Rok Kidrič (born 27 April 1995) is a Slovenian professional footballer who plays as a forward.

==Early life==
Kidrič was born on 27 April 1995. Born in Celje, he is a native of Mestinje.

==Career==
Kidrič started his career with NK Celje in 2014. Unused, he was loaned the same year to Slovenian side Šmartno, where he made twenty-three league appearances and scored five goals. Six months later, he was sent on loan to Dravinja, where he made eleven league appearances and scored two goals. Ahead of the 2015–16 season, he signed for Drava, where he made twenty league appearances and scored six goals, before signing for Ankaran in 2016, where he made twenty-four league appearances and scored nineteen goals.
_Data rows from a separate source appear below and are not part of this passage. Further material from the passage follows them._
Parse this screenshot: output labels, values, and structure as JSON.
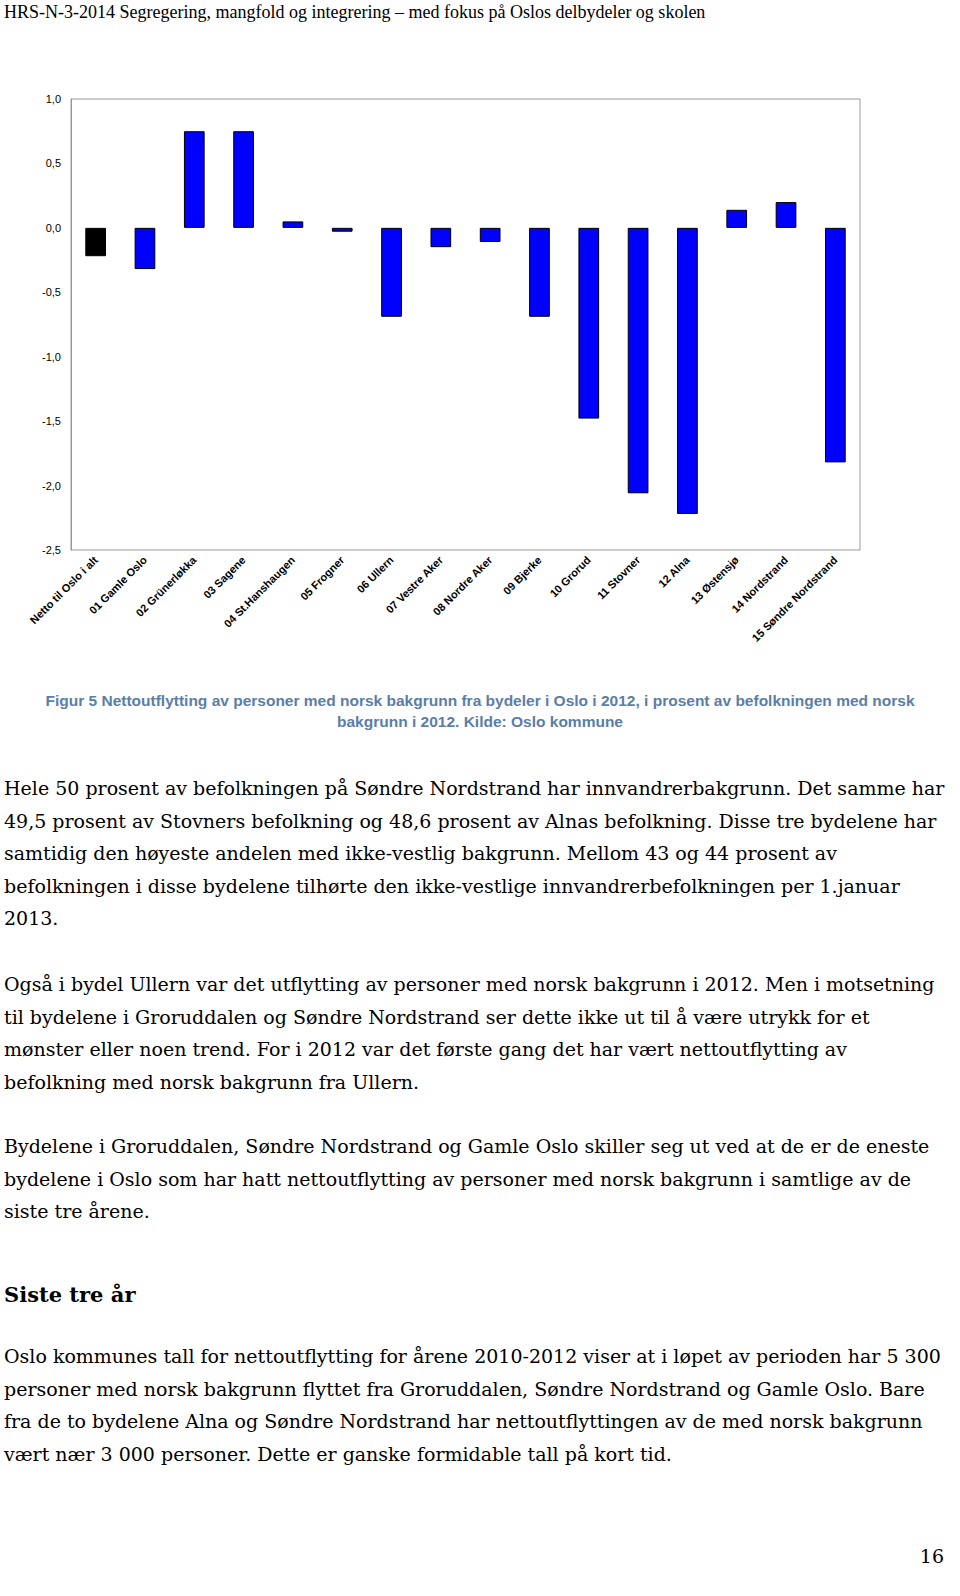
{
  "header": "HRS-N-3-2014 Segregering, mangfold og integrering – med fokus på Oslos delbydeler og skolen",
  "chart_data": {
    "type": "bar",
    "categories": [
      "Netto til Oslo i alt",
      "01 Gamle Oslo",
      "02 Grünerløkka",
      "03 Sagene",
      "04 St.Hanshaugen",
      "05 Frogner",
      "06 Ullern",
      "07 Vestre Aker",
      "08 Nordre Aker",
      "09 Bjerke",
      "10 Grorud",
      "11 Stovner",
      "12 Alna",
      "13 Østensjø",
      "14 Nordstrand",
      "15 Søndre Nordstrand"
    ],
    "values": [
      -0.22,
      -0.32,
      0.75,
      0.75,
      0.05,
      -0.03,
      -0.69,
      -0.15,
      -0.11,
      -0.69,
      -1.48,
      -2.06,
      -2.22,
      0.14,
      0.2,
      -1.82
    ],
    "colors": [
      "#000000",
      "#0000ff",
      "#0000ff",
      "#0000ff",
      "#0000ff",
      "#0000ff",
      "#0000ff",
      "#0000ff",
      "#0000ff",
      "#0000ff",
      "#0000ff",
      "#0000ff",
      "#0000ff",
      "#0000ff",
      "#0000ff",
      "#0000ff"
    ],
    "ylim": [
      -2.5,
      1.0
    ],
    "yticks": [
      {
        "value": -2.5,
        "label": "-2,5"
      },
      {
        "value": -2.0,
        "label": "-2,0"
      },
      {
        "value": -1.5,
        "label": "-1,5"
      },
      {
        "value": -1.0,
        "label": "-1,0"
      },
      {
        "value": -0.5,
        "label": "-0,5"
      },
      {
        "value": 0,
        "label": "0,0"
      },
      {
        "value": 0.5,
        "label": "0,5"
      },
      {
        "value": 1.0,
        "label": "1,0"
      }
    ],
    "grid": false
  },
  "caption": "Figur 5 Nettoutflytting av personer med norsk bakgrunn fra bydeler i Oslo i 2012, i prosent av befolkningen med norsk bakgrunn i 2012. Kilde: Oslo kommune",
  "paragraphs": [
    "Hele 50 prosent av befolkningen på Søndre Nordstrand har innvandrerbakgrunn. Det samme har 49,5 prosent av Stovners befolkning og 48,6 prosent av Alnas befolkning. Disse tre bydelene har samtidig den høyeste andelen med ikke-vestlig bakgrunn. Mellom 43 og 44 prosent av befolkningen i disse bydelene tilhørte den ikke-vestlige innvandrerbefolkningen per 1.januar 2013.",
    "Også i bydel Ullern var det utflytting av personer med norsk bakgrunn i 2012. Men i motsetning til bydelene i Groruddalen og Søndre Nordstrand ser dette ikke ut til å være utrykk for et mønster eller noen trend. For i 2012 var det første gang det har vært nettoutflytting av befolkning med norsk bakgrunn fra Ullern.",
    "Bydelene i Groruddalen, Søndre Nordstrand og Gamle Oslo skiller seg ut ved at de er de eneste bydelene i Oslo som har hatt nettoutflytting av personer med norsk bakgrunn i samtlige av de siste tre årene."
  ],
  "section_heading": "Siste tre år",
  "section_paragraphs": [
    "Oslo kommunes tall for nettoutflytting for årene 2010-2012 viser at i løpet av perioden har 5 300 personer med norsk bakgrunn flyttet fra Groruddalen, Søndre Nordstrand og Gamle Oslo. Bare fra de to bydelene Alna og Søndre Nordstrand har nettoutflyttingen av de med norsk bakgrunn vært nær 3 000 personer. Dette er ganske formidable tall på kort tid."
  ],
  "page_number": 16
}
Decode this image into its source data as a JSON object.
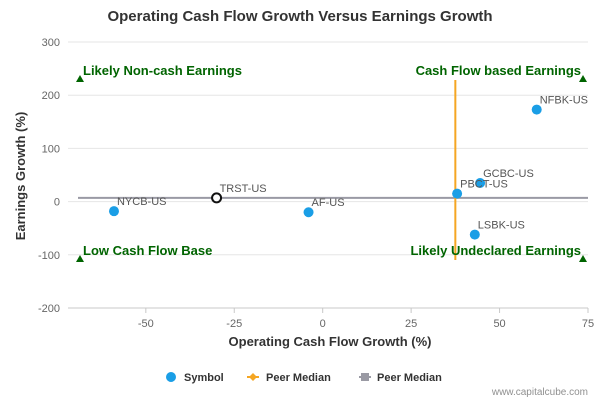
{
  "chart_data": {
    "type": "scatter",
    "title": "Operating Cash Flow Growth Versus Earnings Growth",
    "xlabel": "Operating Cash Flow Growth (%)",
    "ylabel": "Earnings Growth (%)",
    "xlim": [
      -72,
      75
    ],
    "ylim": [
      -200,
      300
    ],
    "x_ticks": [
      -50,
      -25,
      0,
      25,
      50,
      75
    ],
    "y_ticks": [
      -200,
      -100,
      0,
      100,
      200,
      300
    ],
    "points": [
      {
        "label": "NFBK-US",
        "x": 60.5,
        "y": 173
      },
      {
        "label": "GCBC-US",
        "x": 44.5,
        "y": 35
      },
      {
        "label": "PBCT-US",
        "x": 38,
        "y": 15
      },
      {
        "label": "LSBK-US",
        "x": 43,
        "y": -62
      },
      {
        "label": "AF-US",
        "x": -4,
        "y": -20
      },
      {
        "label": "NYCB-US",
        "x": -59,
        "y": -18
      },
      {
        "label": "TRST-US",
        "x": -30,
        "y": 7,
        "highlight": true
      }
    ],
    "peer_median_x": 37.5,
    "peer_median_y": 7,
    "quadrants": {
      "top_left": "Likely Non-cash Earnings",
      "top_right": "Cash Flow based Earnings",
      "bottom_left": "Low Cash Flow Base",
      "bottom_right": "Likely Undeclared Earnings"
    },
    "legend": {
      "position": "bottom",
      "items": [
        {
          "label": "Symbol",
          "marker": "circle",
          "color": "#1a9ee6"
        },
        {
          "label": "Peer Median",
          "marker": "diamond",
          "color": "#f5a623"
        },
        {
          "label": "Peer Median",
          "marker": "square",
          "color": "#9a9aa4"
        }
      ]
    },
    "colors": {
      "point": "#1a9ee6",
      "highlight_stroke": "#111111",
      "median_x_line": "#f5a623",
      "median_y_line": "#9a9aa4",
      "quadrant": "#006400"
    }
  },
  "credit": "www.capitalcube.com"
}
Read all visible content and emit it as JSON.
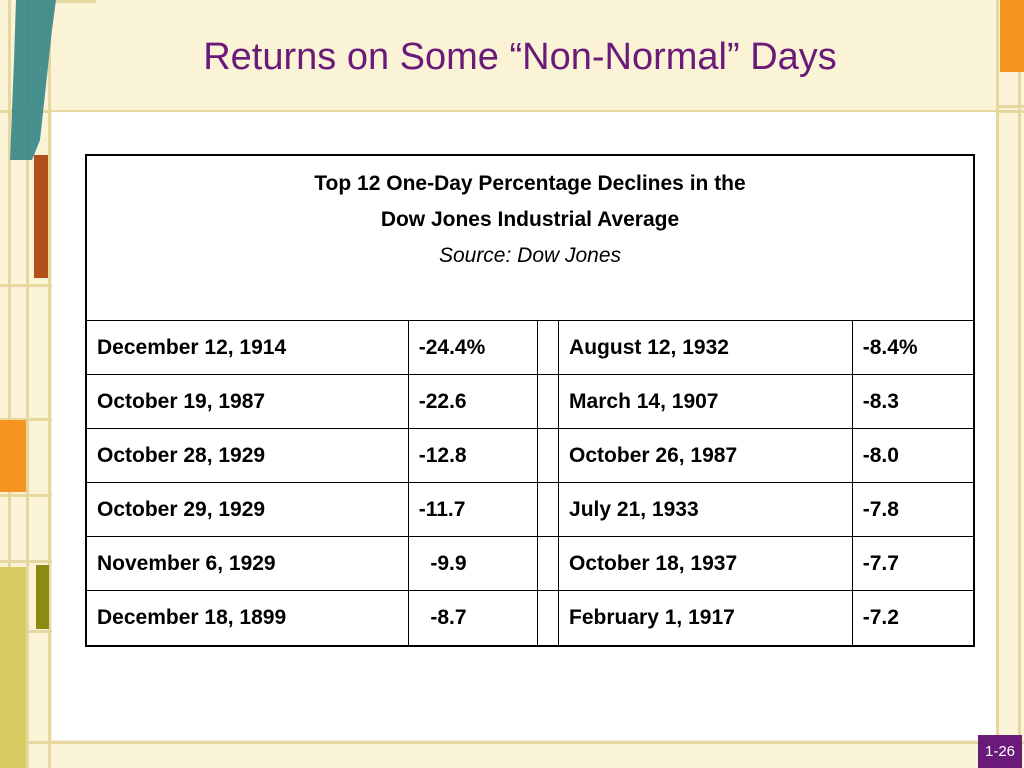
{
  "slide": {
    "title": "Returns on Some “Non-Normal” Days",
    "page_number": "1-26"
  },
  "table": {
    "header_line1": "Top 12 One-Day Percentage Declines in the",
    "header_line2": "Dow Jones Industrial Average",
    "source": "Source: Dow Jones",
    "rows": [
      {
        "date1": "December 12, 1914",
        "value1": "-24.4%",
        "date2": "August 12, 1932",
        "value2": "-8.4%"
      },
      {
        "date1": "October 19, 1987",
        "value1": "-22.6",
        "date2": "March 14, 1907",
        "value2": "-8.3"
      },
      {
        "date1": "October 28, 1929",
        "value1": "-12.8",
        "date2": "October 26, 1987",
        "value2": "-8.0"
      },
      {
        "date1": "October 29, 1929",
        "value1": "-11.7",
        "date2": "July 21, 1933",
        "value2": "-7.8"
      },
      {
        "date1": "November 6, 1929",
        "value1": "  -9.9",
        "date2": "October 18, 1937",
        "value2": "-7.7"
      },
      {
        "date1": "December 18, 1899",
        "value1": "  -8.7",
        "date2": "February 1, 1917",
        "value2": "-7.2"
      }
    ]
  },
  "colors": {
    "title": "#6a1a78",
    "background": "#fbf3d6",
    "teal": "#3d8a8a",
    "orange": "#f5941f",
    "rust": "#b2501c",
    "olive": "#8b8a12",
    "yellow_green": "#d6cc62",
    "slide_number_bg": "#6a1a78"
  }
}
One year later, he signed for Aluminij, where he was regarded as one of the club's most important players while playing for them and made thirty-two league appearances and scored ten goals. Subsequently, he signed for Slovenian side Olimpija in 2019, where he made twenty-one league appearances and scored three goals. The next year, he moved abroad for the first time by signing for Turkish side Boluspor, where he made fourteen league appearances and scored once. During the summer of 2020, he returned to his country and signed for Bravo, where he made nineteen league appearances and scored two goals. Following his stint there, he signed for Polish side Puszcza Niepołomice, helping the club achieve promotion from the second tier to the top flight.

==Style of play==
Kidrič plays as a forward and is left-footed. Polish news website iGol.pl wrote in 2023 that he "is very useful in set pieces... is useful not only when the ball is crossed into the penalty area. He gives a lot of possibilities in the play".